Another major insurer is planning to limit its business in California, in a fresh blow for a state that has seen a crisis in its homeowners’ insurance market.
USAA will significantly increase its wildfire safety requirements for all new home policies in the state, according to a report by The San Francisco Standard. The impact of the changes is still unclear.
Beginning in March of next year, four USAA subsidiaries will only issue new homeowners policies if the home has a wildfire risk score of 1 on a 32-point scale, according to the Standard. The higher the number on the scale, the greater the wildfire risk.
USAA previously had different cutoff scores for different counties, but none of the scores were lower than 12, the Standard reported.
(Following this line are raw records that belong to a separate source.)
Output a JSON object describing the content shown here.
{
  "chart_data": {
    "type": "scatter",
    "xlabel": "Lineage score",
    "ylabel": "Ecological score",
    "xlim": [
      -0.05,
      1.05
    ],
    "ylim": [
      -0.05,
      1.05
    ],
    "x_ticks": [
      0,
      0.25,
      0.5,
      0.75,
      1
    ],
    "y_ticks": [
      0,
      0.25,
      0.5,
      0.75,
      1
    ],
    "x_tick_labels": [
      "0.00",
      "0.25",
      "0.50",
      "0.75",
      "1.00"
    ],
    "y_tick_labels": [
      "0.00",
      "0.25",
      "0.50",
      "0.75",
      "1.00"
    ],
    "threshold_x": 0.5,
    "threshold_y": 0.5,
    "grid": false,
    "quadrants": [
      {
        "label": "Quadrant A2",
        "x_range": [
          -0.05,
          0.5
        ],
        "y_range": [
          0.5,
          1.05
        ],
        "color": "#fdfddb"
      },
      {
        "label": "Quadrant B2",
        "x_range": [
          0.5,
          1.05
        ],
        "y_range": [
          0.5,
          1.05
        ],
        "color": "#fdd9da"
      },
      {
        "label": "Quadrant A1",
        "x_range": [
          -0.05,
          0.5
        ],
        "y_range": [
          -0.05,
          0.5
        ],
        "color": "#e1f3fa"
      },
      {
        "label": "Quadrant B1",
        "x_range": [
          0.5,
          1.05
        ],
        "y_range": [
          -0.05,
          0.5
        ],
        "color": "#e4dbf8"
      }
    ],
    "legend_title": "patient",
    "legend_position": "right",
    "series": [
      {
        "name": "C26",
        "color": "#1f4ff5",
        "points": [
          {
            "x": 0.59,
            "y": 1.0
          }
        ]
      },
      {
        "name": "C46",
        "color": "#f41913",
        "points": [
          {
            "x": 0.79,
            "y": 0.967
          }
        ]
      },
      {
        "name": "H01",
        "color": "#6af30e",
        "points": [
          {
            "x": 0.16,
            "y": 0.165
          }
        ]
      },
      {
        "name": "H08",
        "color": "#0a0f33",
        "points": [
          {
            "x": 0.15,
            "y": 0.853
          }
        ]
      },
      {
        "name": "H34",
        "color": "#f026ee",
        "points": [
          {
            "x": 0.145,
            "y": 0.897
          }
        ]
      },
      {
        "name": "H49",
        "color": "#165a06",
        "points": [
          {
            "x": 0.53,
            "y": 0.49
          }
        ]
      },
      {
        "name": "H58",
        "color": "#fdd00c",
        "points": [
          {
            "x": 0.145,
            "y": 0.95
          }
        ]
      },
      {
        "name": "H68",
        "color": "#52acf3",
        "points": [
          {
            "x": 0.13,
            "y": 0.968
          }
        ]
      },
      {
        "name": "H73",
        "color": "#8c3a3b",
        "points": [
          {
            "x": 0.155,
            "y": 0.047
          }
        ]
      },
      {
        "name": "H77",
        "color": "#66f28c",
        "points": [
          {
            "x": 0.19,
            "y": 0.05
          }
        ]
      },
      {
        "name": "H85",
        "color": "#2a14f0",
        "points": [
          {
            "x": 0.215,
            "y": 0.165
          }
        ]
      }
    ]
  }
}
Two of the four businesses – the USAA Casualty Insurance Company and Garrison Property and Casualty Insurance Company – only plan to accept new applications for primary homeowners policies if the customer is replacing an existing policy, the Standard reported.
In a filing with the California insurance regulator, USAA said “expected rate inadequacy” was the cause of the changes.
“Exposure with Wildfire Score of 2 or higher is more unprofitable than exposure with Wildfire Score of 1 due to the wildfire risk,” USAA wrote in the filing.
The situation has become dire enough that California legislators recently wrote to Insurance Commissioner Ricardo Lara demanding action to address the issue.